Massachusetts Institute Of Technology (MIT), USA
Unambiguously identifying molecules in spectra is of fundamental importance for a variety of scientific and industrial uses; a compelling modern focus is the spectroscopic detection of biosignature gases in exoplanet atmospheres. There are thousands of molecular candidates that could contribute towards a potential biosphere and its associated atmospheric spectrum. Analyses of atmospheres require information about the spectrum of each of its putative components. However, spectral data currently only exist for a few hundred molecules and only of fraction of those have complete spectra (e.g. water, NH3). Consequently, remote detections of molecules are vulnerable to false positives, false negatives and miss-assignments. There is a key need for spectral data for a broad range of molecules. Using a combination of experimental measurements, organic chemistry, and quantum mechanics, ATMOS (Approximate Theoretical MOlecular Spectra) is the program that I will discuss. It:
- Provides approximate spectral data (band centres and relative intensities) for thousands of molecules in seconds.

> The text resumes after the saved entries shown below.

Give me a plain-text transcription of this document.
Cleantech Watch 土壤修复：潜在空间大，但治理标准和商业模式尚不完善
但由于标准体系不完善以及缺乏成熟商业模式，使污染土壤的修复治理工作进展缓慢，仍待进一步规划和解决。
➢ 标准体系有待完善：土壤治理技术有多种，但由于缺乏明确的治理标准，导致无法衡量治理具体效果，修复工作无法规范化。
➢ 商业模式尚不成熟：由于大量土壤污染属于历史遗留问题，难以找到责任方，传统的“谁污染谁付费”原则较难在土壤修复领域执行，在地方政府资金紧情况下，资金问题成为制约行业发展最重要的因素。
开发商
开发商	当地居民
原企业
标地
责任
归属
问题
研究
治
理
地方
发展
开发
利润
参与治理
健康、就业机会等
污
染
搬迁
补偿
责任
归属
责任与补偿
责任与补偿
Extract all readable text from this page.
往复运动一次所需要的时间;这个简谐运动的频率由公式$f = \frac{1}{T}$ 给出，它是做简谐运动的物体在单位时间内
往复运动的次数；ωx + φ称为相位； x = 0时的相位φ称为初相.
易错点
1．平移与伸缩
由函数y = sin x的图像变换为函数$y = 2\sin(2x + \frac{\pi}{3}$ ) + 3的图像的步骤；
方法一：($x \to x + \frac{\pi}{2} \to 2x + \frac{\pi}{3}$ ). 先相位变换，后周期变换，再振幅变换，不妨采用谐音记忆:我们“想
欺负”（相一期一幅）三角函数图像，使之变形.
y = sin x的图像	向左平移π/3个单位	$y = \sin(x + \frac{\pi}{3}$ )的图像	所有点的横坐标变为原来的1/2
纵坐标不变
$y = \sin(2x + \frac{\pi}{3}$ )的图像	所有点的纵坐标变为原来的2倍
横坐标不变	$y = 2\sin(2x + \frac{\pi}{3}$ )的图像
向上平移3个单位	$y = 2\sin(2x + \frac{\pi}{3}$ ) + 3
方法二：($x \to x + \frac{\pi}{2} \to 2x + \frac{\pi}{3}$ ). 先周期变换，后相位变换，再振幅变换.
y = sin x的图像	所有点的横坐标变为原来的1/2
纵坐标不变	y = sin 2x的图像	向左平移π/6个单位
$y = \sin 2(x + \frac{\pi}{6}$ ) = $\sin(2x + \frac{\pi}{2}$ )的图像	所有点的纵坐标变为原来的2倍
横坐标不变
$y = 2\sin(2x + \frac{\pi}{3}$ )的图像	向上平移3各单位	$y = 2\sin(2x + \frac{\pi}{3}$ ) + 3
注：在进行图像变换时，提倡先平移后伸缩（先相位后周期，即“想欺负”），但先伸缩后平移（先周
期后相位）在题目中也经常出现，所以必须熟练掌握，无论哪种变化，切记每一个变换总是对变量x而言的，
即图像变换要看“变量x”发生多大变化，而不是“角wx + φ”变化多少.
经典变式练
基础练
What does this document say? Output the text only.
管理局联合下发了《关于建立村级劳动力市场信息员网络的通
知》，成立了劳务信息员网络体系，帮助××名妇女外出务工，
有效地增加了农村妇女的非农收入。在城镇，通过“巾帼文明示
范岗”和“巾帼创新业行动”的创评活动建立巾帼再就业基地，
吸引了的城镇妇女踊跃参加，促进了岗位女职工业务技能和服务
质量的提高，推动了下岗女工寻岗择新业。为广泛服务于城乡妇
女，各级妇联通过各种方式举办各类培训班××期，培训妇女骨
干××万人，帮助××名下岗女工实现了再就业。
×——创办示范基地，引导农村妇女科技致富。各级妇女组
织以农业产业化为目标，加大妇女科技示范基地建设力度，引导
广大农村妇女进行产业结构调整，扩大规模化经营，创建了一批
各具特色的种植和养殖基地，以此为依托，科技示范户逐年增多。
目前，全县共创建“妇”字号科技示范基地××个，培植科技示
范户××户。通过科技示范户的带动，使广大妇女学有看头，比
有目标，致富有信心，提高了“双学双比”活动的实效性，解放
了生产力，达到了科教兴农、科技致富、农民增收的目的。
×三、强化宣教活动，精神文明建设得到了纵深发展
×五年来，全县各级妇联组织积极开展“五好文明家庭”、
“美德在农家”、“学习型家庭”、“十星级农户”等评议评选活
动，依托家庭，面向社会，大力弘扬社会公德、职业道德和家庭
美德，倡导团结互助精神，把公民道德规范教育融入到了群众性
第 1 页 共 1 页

- Assesses hundreds of molecules simultaneously, highlighting patterns and any distinguishing features. Traditional methods for obtaining spectra are extremely costly and time-consuming (i.e. months/years per molecule); ATMOS will inform prioritisation protocols for future high accuracy studies.
- Demonstrates that, at low resolution, individual spectral features could belong to a large number of molecules. Molecular detections in spectra are often made by assigning one, or a few, spectral features to a given molecule. ATMOS can highlight ambiguities in such molecular detections and also direct observations towards spectral regions that reduce the degeneracy in molecular identification.